Extreme child abuse 228
The Long War Journal reports on one of 157 camps in South Waziristan (Pakistan) where children are trained to blow themselves and as many others as they can to pieces:
Scores of children train to become suicide bombers at a camp run by Qair Hussain in Spinkai, South Waziristan. Image courtesy of AfPax Insider.
The Taliban have rebuilt a camp in South Waziristan that trains children to be suicide bombers, a video from Pakistan shows. Children as young as seven years old are indoctrinated to wage jihad in Pakistan and Afghanistan.
The video, obtained by AfPax Insider, was shot in August in Spinkai Ragzai, South Waziristan, a tribal area run by Pakistani Taliban leader Baitullah Mehsud. The Taliban are seen "training dozens of boys ranging in age from seven to 14," the news service reported. "The video attempts to justify suicide bombings as a legitimate means of attack against "infidels.’"
The images shows the children reading from the Quran and an adult Taliban training the children. One slide shows a poster board with the words “Killing a Spy” written in English.
While not explicitly stated in the AfPax Insider report, the camp is run by Qari Hussain, a senior lieutenant to Baitullah who has close links to al Qaeda. Hussain has rebuilt his child training camp after the Pakistani military demolished his suicide nursery during a short offensive in Spinkai in January 2008.

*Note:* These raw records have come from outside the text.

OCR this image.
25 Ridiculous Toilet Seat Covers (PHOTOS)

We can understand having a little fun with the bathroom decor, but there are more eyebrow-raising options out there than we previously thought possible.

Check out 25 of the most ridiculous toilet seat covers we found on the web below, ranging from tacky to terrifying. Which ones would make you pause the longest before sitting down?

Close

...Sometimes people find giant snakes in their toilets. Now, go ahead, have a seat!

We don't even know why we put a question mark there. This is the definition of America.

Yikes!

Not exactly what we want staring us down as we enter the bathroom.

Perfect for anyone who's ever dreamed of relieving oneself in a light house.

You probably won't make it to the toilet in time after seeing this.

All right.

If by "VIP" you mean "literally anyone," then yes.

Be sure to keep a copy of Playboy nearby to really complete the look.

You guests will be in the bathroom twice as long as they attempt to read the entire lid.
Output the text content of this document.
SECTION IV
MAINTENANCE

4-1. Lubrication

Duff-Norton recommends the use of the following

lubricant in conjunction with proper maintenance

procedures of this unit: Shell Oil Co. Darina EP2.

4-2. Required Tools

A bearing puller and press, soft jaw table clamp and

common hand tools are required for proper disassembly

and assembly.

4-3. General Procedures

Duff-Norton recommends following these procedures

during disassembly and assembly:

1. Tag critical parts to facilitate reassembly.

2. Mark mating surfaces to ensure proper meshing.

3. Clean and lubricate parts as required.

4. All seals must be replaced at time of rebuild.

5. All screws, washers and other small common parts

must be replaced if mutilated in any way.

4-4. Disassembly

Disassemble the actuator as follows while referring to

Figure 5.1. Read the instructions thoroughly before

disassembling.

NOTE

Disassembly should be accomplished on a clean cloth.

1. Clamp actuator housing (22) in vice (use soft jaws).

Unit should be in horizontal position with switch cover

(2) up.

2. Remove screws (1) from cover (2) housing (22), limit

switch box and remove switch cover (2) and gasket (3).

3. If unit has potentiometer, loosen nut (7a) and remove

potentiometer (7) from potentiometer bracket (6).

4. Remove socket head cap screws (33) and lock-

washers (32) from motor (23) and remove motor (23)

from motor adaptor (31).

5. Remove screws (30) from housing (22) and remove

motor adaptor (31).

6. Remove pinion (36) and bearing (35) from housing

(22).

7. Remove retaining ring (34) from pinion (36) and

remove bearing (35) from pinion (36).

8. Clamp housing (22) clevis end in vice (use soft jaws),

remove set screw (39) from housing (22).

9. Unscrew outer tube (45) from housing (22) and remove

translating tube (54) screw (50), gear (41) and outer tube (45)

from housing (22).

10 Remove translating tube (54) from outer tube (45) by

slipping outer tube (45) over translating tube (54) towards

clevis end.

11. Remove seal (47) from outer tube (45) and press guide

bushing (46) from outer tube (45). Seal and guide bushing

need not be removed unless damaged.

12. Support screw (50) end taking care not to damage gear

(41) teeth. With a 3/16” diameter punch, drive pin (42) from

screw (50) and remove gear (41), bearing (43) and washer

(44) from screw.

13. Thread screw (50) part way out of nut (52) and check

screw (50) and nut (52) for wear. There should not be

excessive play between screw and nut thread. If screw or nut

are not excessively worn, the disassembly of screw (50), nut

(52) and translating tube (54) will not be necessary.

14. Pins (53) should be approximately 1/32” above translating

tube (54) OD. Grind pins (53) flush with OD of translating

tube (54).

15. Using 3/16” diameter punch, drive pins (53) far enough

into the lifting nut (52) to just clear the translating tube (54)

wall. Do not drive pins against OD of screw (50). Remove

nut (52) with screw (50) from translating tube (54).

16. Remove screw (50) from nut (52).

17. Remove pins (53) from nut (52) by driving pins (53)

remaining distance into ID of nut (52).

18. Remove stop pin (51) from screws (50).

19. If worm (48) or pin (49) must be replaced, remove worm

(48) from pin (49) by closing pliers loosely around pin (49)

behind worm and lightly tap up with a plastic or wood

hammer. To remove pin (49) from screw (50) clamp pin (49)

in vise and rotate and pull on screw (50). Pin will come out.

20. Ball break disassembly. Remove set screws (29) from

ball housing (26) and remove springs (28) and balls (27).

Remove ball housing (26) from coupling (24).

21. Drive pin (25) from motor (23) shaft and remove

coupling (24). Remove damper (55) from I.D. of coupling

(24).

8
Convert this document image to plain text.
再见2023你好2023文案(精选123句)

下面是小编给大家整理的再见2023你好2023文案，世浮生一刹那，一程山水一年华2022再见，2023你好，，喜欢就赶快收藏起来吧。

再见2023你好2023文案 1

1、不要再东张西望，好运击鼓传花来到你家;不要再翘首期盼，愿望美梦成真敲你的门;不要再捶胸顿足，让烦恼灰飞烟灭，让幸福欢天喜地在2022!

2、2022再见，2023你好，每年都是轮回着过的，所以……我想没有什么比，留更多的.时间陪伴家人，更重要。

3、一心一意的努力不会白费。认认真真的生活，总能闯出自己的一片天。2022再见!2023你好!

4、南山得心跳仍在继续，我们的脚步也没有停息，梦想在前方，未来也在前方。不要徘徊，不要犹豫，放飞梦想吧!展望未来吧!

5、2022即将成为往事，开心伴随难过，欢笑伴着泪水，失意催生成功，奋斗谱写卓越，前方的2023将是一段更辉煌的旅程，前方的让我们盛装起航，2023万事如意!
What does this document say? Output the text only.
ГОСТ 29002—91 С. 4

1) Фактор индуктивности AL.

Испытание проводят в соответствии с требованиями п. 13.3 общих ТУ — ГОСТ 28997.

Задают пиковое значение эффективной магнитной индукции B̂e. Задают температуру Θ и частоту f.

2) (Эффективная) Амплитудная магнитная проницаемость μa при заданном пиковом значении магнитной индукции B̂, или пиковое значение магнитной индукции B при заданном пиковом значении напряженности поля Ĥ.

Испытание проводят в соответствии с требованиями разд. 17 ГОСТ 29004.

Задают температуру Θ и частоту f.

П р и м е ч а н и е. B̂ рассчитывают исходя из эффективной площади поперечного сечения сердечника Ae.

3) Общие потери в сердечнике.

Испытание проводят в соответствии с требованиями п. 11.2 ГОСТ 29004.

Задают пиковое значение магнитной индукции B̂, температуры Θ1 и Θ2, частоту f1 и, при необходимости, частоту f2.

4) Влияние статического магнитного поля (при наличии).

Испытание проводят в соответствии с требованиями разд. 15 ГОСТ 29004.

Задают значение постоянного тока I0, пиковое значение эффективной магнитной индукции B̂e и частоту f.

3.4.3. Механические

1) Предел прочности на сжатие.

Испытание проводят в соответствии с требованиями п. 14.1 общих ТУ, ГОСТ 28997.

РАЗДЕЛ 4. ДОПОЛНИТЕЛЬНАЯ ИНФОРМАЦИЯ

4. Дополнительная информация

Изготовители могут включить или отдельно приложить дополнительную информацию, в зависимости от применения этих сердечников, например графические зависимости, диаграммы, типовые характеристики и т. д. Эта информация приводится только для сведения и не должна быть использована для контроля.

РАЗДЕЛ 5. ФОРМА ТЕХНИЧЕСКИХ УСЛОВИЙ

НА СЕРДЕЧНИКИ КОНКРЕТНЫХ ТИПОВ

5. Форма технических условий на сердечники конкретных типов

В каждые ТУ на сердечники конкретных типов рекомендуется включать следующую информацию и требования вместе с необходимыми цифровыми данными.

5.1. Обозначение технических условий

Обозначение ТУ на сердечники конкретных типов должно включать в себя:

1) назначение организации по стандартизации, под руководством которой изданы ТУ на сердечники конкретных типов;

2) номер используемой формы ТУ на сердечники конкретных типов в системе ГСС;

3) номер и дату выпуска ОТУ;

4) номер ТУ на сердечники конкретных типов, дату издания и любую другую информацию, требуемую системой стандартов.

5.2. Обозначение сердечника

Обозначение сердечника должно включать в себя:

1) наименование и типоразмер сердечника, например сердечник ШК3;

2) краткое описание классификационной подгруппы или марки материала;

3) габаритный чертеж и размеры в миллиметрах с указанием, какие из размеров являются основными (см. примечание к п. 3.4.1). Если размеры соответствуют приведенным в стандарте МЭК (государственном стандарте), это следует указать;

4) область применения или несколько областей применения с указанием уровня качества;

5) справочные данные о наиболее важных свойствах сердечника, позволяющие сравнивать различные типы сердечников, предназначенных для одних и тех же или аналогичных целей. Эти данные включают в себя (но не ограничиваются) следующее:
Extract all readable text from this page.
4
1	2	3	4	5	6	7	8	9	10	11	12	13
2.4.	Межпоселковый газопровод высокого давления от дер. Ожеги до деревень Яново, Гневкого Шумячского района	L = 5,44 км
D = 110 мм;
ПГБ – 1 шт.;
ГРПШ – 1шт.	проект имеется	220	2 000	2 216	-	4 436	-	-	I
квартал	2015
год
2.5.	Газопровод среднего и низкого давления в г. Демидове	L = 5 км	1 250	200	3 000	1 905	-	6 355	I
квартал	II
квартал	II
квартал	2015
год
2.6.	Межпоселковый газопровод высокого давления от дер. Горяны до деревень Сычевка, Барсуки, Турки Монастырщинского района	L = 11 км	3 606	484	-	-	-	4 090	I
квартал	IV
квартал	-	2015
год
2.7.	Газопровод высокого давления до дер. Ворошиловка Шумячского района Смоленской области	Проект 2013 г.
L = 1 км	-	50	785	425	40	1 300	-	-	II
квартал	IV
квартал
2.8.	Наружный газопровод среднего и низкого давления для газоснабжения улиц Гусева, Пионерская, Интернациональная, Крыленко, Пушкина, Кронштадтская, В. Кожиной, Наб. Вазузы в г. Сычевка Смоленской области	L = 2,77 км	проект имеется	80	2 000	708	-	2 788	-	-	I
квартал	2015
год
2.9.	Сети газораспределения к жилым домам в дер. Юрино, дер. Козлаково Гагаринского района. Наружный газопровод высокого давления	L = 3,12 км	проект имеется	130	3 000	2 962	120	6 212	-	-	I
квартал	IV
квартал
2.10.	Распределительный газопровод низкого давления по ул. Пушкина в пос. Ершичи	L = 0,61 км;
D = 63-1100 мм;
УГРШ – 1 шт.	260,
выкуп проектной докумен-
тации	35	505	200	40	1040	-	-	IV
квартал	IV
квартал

In May, a senior Pakistani general described the previous camp as a "factory." The military seized numerous documents and training materials in the demolished camp.
"It was like a factory that had been recruiting nine to 12-year-old boys, and turning them into suicide bombers," said Major General Tariq Khan, the commander of Pakistan’s 14 Division, which led the operation in South Waziristan.
"The computers, other equipment and literature seized from the place … give graphic details of the training process in this so-called ‘nursery,’" Dawn reported in May. "There are videos of young boys carrying out executions, a classroom where 10- to 12-year olds are sitting in formations, with white band of Quranic verses wrapped around their forehead, and there are training videos to show how improvised explosive devices are made and detonated."